Ultimately, what doomed this deal was a perverse combination of timing and the changing marketplace conditions. Although Deason eventually waived the exclusivity agreement with Cerberus, that didn’t happen until June, and the waiver only extended for two months. By August, changed conditions in the credit marketplace had greatly complicated ACS’s effort to determine potential interest in alternative buyers, and the Board sought a further extension of Deason’s waiver (about which refer here). But by then, Cerberus itself was having trouble securing financing, and the deal failed. With no prospects left, the finger-pointing began.

The five directors’ declaratory judgment action, in which they sued the very company on whose Board they still serve (at least until their prospective resignations become effective), represents another extraordinary aspect of this unusual set of circumstances. Their attempt to defend themselves preemptively by initiating a declaratory judgment action effectively seeks to enlist the court on their side in their struggle to establish that they are not to blame for what happened.

While the intensity and the public nature of the ACS dispute may be unusual, there likely will be other similar recriminations as changed credit conditions cause other planned deals to fall apart. The “fraught dynamics” may give way to further lawsuits – yet another byproduct of the changed conditions in the credit marketplace. It is probably worth noting in that regard that every aspect of these circumstances — the backdating allegations, the management-led buyout offer, and the managment dispute with the board — led to litigation against directors and officers of the company. Just something that every board should keep in mind the next time the topic of D & O insurance comes up. When things go bad, a well-structured D & O program is absolutely indispensible.

The directors’ declaratory judgment action poses some interesting issues from a D & O insurance perspective. The typical D & O policy has a so-called Insured vs. Insured exclusion, sometimes referred to as an infighting provision. While this provision usually has a coverage carveback for shareholders derivative suits, the typical wording contains nothing that would help understand where this lawsuit might fit. It would be hard to characterize these circumstances as anything other than “infighting.”

Hat tip to the WSJ.com Law Blog (here) for the links to the letters and to the directors’ complaint.

UCLA Professor Stephen Bainbridge has detailed analysis of the ACS “soap opera” on his Business Associations blog (here), including a discussion of relevant Delaware case law.
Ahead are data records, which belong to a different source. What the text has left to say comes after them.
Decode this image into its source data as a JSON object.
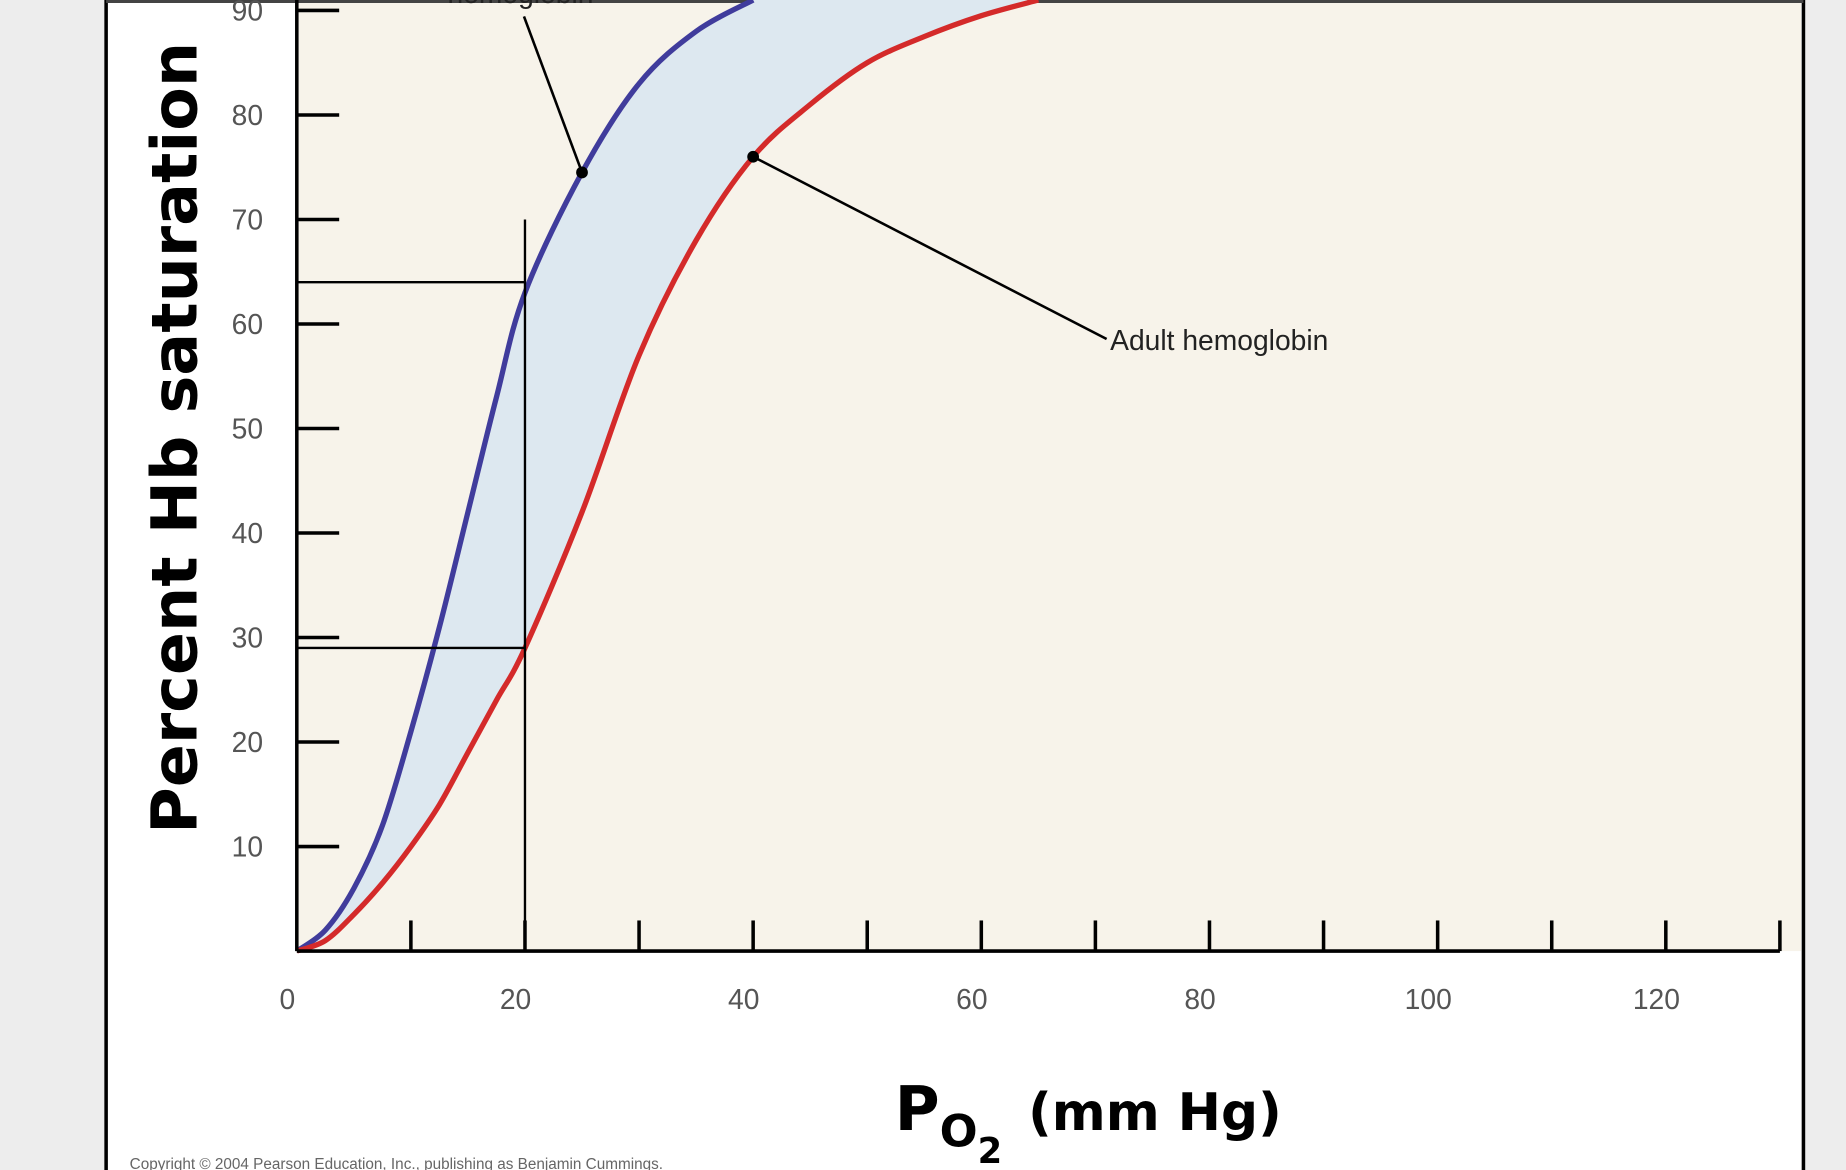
{
  "chart_data": {
    "type": "line",
    "ylabel": "Percent Hb saturation",
    "xlabel": {
      "main": "P",
      "sub": "O",
      "subsub": "2",
      "unit": "(mm Hg)"
    },
    "x": [
      0,
      2.5,
      5,
      7.5,
      10,
      12.5,
      15,
      17.5,
      20,
      25,
      30,
      35,
      40,
      45,
      50,
      55,
      60,
      65
    ],
    "series": [
      {
        "name": "hemoglobin",
        "color": "#403c9c",
        "values": [
          0,
          2,
          6,
          12,
          21,
          31,
          42,
          53,
          63,
          74.5,
          83,
          88,
          91,
          null,
          null,
          null,
          null,
          null
        ]
      },
      {
        "name": "Adult hemoglobin",
        "color": "#d42a2a",
        "values": [
          0,
          1,
          3.5,
          6.5,
          10,
          14,
          19,
          24,
          29,
          42,
          57,
          68,
          76,
          81,
          85,
          87.5,
          89.5,
          91
        ]
      }
    ],
    "xlim": [
      0,
      130
    ],
    "ylim": [
      0,
      91
    ],
    "xticks": [
      0,
      20,
      40,
      60,
      80,
      100,
      120
    ],
    "xtick_marks": [
      10,
      20,
      30,
      40,
      50,
      60,
      70,
      80,
      90,
      100,
      110,
      120,
      130
    ],
    "yticks": [
      10,
      20,
      30,
      40,
      50,
      60,
      70,
      80,
      90
    ],
    "annotations": [
      {
        "text": "hemoglobin",
        "x": 25,
        "y": 74.5
      },
      {
        "text": "Adult hemoglobin",
        "x": 40,
        "y": 76
      }
    ],
    "reference_lines": {
      "vertical": {
        "x": 20,
        "y": 70
      },
      "horizontal": [
        {
          "y": 64,
          "x": 20
        },
        {
          "y": 29,
          "x": 20
        }
      ]
    },
    "fill_between_color": "#dde8f0",
    "plot_background": "#f7f3ea",
    "copyright": "Copyright © 2004 Pearson Education, Inc., publishing as Benjamin Cummings."
  }
}
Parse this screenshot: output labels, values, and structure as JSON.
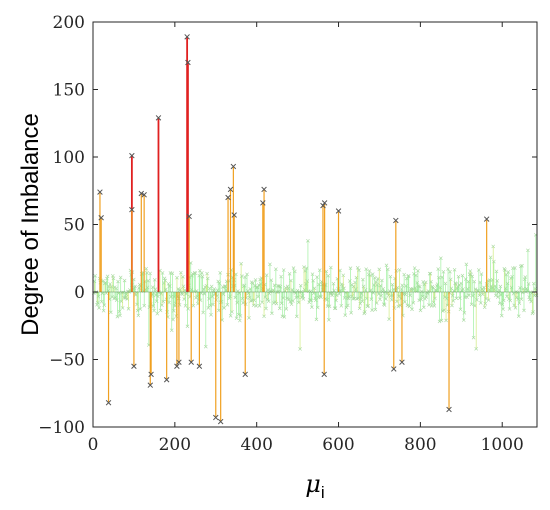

Bonfire of the Historical References: There was a real temptation in writing this post to refer to the title of Tom Wolfe’s wickedly funny book, The Bonfire of the Vanities. Although Wolfe’s title seemed perfectly apt for his book and, by extension, to this post, the book title is in fact a misplaced historical reference. The phrase “Bonfire of the Vanities” does not refer to a titanic conflagration of egos, but instead refers “the burning of objects that are deemed the occasion of sin” (according to Wikipedia, here), the most famous of which was the February 1497 burning of luxury objects by supporters of Savonarola (pictured above) in Florence, Italy. The phrase was undeniably a great title for Wolfe’s book, but a perhaps overactive desire to avoid historical infidelity constrained me from using the phrase in this post, much as it seems to fit the circumstances at ACS.